Biografi Soeharto – Bapak Pembangunan Indonesia
Presiden Soeharto |
Berikut ini penulis akan mengulas Biografi Soeharto, Profil Soeharto
beserta keluarganya serta sumbangsih Soeharto terhadap negara Indonesia secara
lengkap.
Kelahiran dan
Masa Kecil Soeharto
Nama lengkap Soeharto beserta gelarnya adalah Jendral Besar TNI Purn. Haji
Muhammad Soeharto. Beliau dilahirkan pada tanggal 8 Juni 1921 di dusun Kemusuk,
desa Argomulyo, kecamatan Sedayu, Bantul, Yogyakarta. Soeharto adalah anak ke
tiga dari pasangan Kertosudiro dan Sukirah.

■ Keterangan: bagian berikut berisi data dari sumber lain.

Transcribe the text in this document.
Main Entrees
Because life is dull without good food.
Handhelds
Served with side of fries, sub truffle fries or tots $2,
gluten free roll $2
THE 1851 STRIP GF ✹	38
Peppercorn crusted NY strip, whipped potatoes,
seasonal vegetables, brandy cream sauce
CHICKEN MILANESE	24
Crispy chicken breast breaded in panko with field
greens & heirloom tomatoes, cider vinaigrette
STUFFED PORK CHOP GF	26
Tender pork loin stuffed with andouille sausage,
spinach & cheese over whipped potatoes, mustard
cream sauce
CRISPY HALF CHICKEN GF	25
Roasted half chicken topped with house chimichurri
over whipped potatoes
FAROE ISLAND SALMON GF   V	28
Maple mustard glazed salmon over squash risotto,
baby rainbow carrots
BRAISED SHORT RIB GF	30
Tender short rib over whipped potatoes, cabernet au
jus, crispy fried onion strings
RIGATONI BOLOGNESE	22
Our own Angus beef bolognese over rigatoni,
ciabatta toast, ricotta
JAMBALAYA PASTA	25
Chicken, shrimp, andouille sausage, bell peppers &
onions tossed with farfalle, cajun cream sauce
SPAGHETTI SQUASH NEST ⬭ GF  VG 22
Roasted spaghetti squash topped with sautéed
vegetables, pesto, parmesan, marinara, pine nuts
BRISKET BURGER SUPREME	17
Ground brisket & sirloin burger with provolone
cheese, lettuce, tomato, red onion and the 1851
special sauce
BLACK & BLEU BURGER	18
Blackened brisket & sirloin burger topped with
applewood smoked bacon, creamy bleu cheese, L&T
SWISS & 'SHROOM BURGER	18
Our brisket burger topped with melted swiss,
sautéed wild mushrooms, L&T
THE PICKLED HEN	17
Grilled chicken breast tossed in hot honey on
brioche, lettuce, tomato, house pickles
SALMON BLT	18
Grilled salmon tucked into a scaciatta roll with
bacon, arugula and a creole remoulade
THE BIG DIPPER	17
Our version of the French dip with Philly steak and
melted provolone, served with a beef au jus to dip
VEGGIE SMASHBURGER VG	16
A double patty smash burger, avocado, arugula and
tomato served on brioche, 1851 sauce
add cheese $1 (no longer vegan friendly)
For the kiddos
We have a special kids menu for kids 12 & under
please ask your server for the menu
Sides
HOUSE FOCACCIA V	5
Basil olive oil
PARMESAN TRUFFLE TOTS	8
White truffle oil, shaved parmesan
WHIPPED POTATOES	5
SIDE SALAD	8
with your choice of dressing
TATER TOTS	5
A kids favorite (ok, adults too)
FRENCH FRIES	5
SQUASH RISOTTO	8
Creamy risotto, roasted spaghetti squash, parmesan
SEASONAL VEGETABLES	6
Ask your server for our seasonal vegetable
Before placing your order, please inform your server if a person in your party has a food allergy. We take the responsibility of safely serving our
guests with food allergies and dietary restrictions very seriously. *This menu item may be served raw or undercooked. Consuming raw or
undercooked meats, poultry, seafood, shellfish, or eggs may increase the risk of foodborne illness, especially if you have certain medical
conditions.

Soeharto diasuh oleh orangtua kandungnya hanya selama 40 hari, setelah itu Soeharto diasuh oleh Mbah Kromo yang masih adik kakek Soeharto. Soeharto tidak diasuh oleh orang tuanya sendiri karena ibunya sudah bercerai dengan ayahnya dan ibunya menderita penyakit tertentu yang membuatnya tidak bisa menjalankan fungsinya sebagai ibu.
Dengan Mbah Kromo inilah Soeharto mendapatkan kasih sayang yang utuh dan
sangat berkesan sampai beliau tua. Dikisahkan bahwa saat kecil Mbah Kromo
sangat menyayanginya. Ia sering digendong Mbah Kromo di punggungnya, membawanya
untuk membajak sawah, bermain air dan lumpur serta menggembala kerbau. Itu
adalah kenangan manis buat Soeharto.
Saat memasuki sekolah dasar yaitu ketika berusia delapan tahun, Soeharto
ganti diasuh oleh kakeknya yang asli, yaitu kakak dari Mbah Kromo yang bernama
Mbah Atmosudiro. Karena keluarganya selalu berpindah-pindah, sekolah Soeharto
jadi sering berpindah pula. Awalnya bersekolah di SD di Desa Puluhan, Godean.
Kemudian pindah di SD Pedes Yogyakarta dan lanjut lagi pindah ke Wuryantoro,
Wonogiri, Jawa Tengah, dimana kakeknya menitipkan Soeharto di rumah bibinya
yang menjadi istri dari seorang mantri tani bernama Prawirowiharjo.
Di keluarga bibinya ini, Soeharto digembleng dengan aneka kedisiplinan.
Mulai dari disiplin dalam menjalani hidup ataupun dalam belajar disekolah.
Soeharto termasuk anak yang cerdas, di sekolah ia selalu unggul di mata
pelajaran berhitung. Ia juga digembleng disiplin tentang agama. Bibinya tak
tanggung-tanggung dalam menerapkan pendidikan agama di keluarganya termasuk
anak-anaknya dan keponakannya yaitu Soeharto.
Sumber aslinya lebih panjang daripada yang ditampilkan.